| Home | Kaiming |
Permission group
Permission group is only for Receive Connector.
AnonymousUsers
ExchangeUsers
ExchangeServers
ExchangeLegacyServers
Partners
Get-ReceiveConnector -Server win20081 | fl name,permissiongroups
Name : Default WIN20081
PermissionGroups : ExchangeUsers, ExchangeServers, ExchangeLegacyServers
Name : Client WIN20081
PermissionGroups : ExchangeUsers
Set-ReceiveConnector 'Default Ex64' -PermissionGroups ExchangeUsers,ExchangeLegacyServers
Set-ReceiveConnector 'Default Ex64' -PermissionGroups AnonymousUsers,ExchangeUsers,ExchangeServers,ExchangeLegacyServers,partners
By using Add-ADpermission cmdlet
Add-AdPermission -Identity "Default Ex64" -User "NT AUTHORITY\ANONYMOUS LOGON" -ExtendedRights ms-Exch-SMTP-Submit,ms-Exch-SMTP-Accept-Any-Recipient,ms-Exch-Bypass-Anti-Spam
S-1-9-1419165041-1139599005-3936102811-1022490595-10 is the exchange partner’s SID.

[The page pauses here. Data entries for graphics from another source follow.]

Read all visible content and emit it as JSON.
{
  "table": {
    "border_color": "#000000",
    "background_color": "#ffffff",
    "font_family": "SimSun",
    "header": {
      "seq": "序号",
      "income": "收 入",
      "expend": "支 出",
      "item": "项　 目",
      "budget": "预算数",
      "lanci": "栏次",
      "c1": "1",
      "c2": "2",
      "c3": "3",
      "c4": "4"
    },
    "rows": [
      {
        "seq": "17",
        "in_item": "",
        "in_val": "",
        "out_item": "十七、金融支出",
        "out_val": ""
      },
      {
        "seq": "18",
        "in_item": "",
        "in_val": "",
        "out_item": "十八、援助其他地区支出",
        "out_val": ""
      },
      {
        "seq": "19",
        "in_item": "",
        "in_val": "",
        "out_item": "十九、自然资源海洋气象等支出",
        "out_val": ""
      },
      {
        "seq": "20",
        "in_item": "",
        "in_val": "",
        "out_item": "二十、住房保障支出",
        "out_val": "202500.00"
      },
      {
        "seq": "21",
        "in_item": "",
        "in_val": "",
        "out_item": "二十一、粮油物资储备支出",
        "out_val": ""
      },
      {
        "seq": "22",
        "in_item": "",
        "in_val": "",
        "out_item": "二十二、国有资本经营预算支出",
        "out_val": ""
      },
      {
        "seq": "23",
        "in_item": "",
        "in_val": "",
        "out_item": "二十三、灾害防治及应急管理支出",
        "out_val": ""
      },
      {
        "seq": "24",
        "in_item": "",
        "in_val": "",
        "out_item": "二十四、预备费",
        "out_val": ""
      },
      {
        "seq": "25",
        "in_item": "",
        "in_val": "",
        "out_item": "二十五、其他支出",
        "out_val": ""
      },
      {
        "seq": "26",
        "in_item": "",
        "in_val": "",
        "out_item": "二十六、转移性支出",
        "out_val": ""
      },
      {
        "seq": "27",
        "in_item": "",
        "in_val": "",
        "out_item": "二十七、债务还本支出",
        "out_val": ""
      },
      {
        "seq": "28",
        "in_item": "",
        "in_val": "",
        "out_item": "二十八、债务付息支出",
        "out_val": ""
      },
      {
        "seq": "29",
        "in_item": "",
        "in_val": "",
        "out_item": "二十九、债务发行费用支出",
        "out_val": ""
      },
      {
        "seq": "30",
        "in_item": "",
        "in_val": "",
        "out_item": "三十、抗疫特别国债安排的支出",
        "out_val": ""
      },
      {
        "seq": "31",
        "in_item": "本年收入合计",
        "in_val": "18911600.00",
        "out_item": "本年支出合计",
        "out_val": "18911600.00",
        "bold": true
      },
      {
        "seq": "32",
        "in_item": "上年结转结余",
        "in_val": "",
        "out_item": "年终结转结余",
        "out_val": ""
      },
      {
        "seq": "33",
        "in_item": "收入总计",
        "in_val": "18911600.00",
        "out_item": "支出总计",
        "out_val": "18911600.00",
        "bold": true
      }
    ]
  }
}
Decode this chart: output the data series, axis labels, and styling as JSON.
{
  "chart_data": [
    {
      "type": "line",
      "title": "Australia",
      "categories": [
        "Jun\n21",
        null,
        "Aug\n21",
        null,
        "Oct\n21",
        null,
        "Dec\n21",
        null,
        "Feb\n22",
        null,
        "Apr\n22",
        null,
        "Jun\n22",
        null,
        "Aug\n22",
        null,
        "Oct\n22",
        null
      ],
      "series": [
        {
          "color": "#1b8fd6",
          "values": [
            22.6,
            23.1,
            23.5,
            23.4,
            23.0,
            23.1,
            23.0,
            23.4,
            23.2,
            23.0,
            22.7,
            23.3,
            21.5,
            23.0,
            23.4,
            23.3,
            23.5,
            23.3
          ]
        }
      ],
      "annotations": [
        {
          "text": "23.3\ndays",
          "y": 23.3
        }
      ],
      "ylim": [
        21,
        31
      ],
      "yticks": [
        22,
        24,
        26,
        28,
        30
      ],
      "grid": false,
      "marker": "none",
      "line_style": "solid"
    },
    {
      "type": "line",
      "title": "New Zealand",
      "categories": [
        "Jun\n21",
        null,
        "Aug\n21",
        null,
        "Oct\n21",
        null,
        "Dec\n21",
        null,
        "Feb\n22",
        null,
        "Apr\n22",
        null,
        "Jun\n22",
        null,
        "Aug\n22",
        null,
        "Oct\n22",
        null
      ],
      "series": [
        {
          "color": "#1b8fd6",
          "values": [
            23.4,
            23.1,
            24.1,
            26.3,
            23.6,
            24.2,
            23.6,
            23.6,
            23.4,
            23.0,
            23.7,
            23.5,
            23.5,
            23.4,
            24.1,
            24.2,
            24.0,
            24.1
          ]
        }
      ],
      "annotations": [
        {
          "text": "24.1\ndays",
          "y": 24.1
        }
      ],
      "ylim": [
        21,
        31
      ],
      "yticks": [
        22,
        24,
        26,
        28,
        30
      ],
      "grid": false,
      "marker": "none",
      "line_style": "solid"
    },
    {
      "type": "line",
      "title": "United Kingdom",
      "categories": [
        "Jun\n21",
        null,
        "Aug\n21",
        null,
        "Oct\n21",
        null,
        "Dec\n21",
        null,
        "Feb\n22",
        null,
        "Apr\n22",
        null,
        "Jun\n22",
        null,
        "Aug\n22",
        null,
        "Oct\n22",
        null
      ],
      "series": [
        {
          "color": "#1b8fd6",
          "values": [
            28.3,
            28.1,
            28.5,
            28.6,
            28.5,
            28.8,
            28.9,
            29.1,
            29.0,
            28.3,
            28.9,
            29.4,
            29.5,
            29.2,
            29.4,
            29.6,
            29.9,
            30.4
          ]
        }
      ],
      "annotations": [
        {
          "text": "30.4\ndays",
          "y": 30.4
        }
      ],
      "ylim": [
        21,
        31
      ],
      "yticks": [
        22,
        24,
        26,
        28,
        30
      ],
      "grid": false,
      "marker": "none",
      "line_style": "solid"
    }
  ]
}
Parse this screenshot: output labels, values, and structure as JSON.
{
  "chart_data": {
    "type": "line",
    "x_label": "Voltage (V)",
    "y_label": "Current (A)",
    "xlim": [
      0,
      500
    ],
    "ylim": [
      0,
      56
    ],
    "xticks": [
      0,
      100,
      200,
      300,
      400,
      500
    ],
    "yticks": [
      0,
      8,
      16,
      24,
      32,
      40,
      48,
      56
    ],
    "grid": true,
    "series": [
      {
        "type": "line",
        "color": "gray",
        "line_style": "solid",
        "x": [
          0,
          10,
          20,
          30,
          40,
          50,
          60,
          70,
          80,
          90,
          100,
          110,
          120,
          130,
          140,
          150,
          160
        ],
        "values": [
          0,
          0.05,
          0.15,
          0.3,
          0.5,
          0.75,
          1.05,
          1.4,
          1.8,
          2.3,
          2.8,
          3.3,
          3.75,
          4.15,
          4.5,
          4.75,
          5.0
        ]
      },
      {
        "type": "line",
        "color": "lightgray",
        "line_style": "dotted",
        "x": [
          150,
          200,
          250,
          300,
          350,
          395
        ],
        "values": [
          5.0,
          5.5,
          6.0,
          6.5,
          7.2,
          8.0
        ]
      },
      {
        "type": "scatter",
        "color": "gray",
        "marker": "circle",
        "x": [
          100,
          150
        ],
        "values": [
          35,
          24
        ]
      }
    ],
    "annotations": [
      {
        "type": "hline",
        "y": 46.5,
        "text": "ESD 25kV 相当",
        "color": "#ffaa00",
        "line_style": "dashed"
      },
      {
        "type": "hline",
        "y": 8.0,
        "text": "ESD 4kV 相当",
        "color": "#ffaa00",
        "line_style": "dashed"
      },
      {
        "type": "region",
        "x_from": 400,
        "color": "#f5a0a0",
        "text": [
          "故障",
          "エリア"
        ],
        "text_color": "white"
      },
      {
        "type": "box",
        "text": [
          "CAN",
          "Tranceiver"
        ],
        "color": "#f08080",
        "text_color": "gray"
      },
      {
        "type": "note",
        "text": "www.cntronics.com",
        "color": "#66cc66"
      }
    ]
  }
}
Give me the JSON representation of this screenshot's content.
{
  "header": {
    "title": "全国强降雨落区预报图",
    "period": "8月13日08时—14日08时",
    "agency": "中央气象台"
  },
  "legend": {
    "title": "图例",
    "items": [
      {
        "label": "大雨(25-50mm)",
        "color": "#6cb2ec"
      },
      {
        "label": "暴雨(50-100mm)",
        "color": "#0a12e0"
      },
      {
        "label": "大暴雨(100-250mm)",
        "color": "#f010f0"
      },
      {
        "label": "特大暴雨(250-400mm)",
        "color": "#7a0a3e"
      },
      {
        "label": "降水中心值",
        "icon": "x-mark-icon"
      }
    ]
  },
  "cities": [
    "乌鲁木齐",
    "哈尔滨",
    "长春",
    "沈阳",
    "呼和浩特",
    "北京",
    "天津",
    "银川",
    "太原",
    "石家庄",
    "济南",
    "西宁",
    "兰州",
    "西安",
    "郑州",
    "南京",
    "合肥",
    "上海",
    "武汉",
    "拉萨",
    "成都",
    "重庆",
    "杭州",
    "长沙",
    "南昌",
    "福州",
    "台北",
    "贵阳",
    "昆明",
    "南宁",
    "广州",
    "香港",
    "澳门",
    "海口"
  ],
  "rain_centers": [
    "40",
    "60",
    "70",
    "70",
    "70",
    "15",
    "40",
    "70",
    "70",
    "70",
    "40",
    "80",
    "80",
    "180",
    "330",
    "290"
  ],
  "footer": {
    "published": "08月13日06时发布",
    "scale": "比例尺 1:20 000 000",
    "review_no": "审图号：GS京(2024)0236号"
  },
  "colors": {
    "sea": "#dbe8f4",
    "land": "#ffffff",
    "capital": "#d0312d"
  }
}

Add-AdPermission -Identity "Default Ex64" -User "S-1-9-1419165041-1139599005-3936102811-1022490595-10" -ExtendedRights ms-Exch-SMTP-Submit,ms-Exch-Accept-Headers-Routing
Receive Connector
Permission: ms-Exch-SMTP-Submit
If not granted, a communication is rejected right away.
Permission: ms-Exch-SMTP-Accept-Any-Sender permission
If granted, the connector will bypass the sender address spoofing check or will not verify the sender’s e-mail address against GAL. Within exchange organization, you should turn it off. All internal clients should be authenticated first and then submit messages to the exchange servers. The Internet-face receive connector should have it enabled, because the GAL does not include the external SMTP addresses.
Permission: ms-Exch-SMTP-Accept-Authoritative-Domain-Sender
If the message is targeted to e-mail addresses of authoritative domains, connection is allowed.
Permission: ms-Exch-Accept-Headers-Routing
The connector will accept all the headers. If it is not granted, the Hub Transport will strip all received headers.
All the four permissions are included in AnonymousUsers permission group. It is usually granted to Anonymous User account.
Internet-face receive connector should have the AnonymousUsers group assigned to Anonymous user account.
The permission group: ExchangeUsers include the following permissions:
Ms-Exch-SMTP-Submit
Ms-Exch-SMTP-Accept-Any-Recipient
Ms-Exch-Bypass-Anti-Spam
Ms-Exch-Accept-Headers-Routing
Permission: ms-Exch-SMTP-Accept-Any-Recipient
The connector definitely receives messages destined to authoritative domain e-mail addresses. The connector also receives messages destined to non-authoritative domain e-mail addresses (@cnn.com, @gmail.com, etc.) After it receives the messages, it relays to the external domain. This is why it is assigned to Authenticated users group. If it is granted to anonymous user account, you will have an open relay.
Permission: Ms-Exch-bypass-Anti-Spam
When granted, transport server will not go through the anti-spam filtering process for the messages—bypass anti-spam filtering. If not granted, the anti-spam filtering will act on it. The anonymousUsers permission does not include the permission. So, messages from Internet users will go through Anti-Spam filtering process.
Anatomy of an e-mail message
X-Receiver: <mary@contoso.com> NOTIFY=NEVER ORcpt=mary@contoso.com
X-Sender: <bob@contoso.com> BODY=7bit ENVID=12345ABCD auth=<someAuth>
To: mary@contoso.com
From: bob@contoso.com
Subject: Optional message subject
MIME-Version: 1.0
Content-Type: text/html; charset="iso-8859-1"
Content-Transfer-Encoding: 7bit
<HTML><BODY>
<TABLE>
<TR><TD>cell 1</TD><TD>cell 2</TD></TR>
<TR><TD>cell 3</TD><TD>cell 4</TD></TR>
</TABLE>
</BODY></HTML>
There are other fields in a message, such as X-CreatedBy, Spam Confidence Level (SCL), message signing, and encryption. What X-Header fields are kept or removed?
All these fields are metadata.
When Outlook clients and OWA clients connect to an exchange server, they are authenticated. When a message is sent to Exchange server, the ExchangeUsers permission group applies.
All X-header fields are kept when Hub Transport Server A sends B in the same exchange organization. ExchangeServers permission group applies.
Transport servers within the Exchange Organization trust each other. An edge transport server receives messages from the Internet doesn’t trust the authenticated stamp of anonymous servers on the Internet.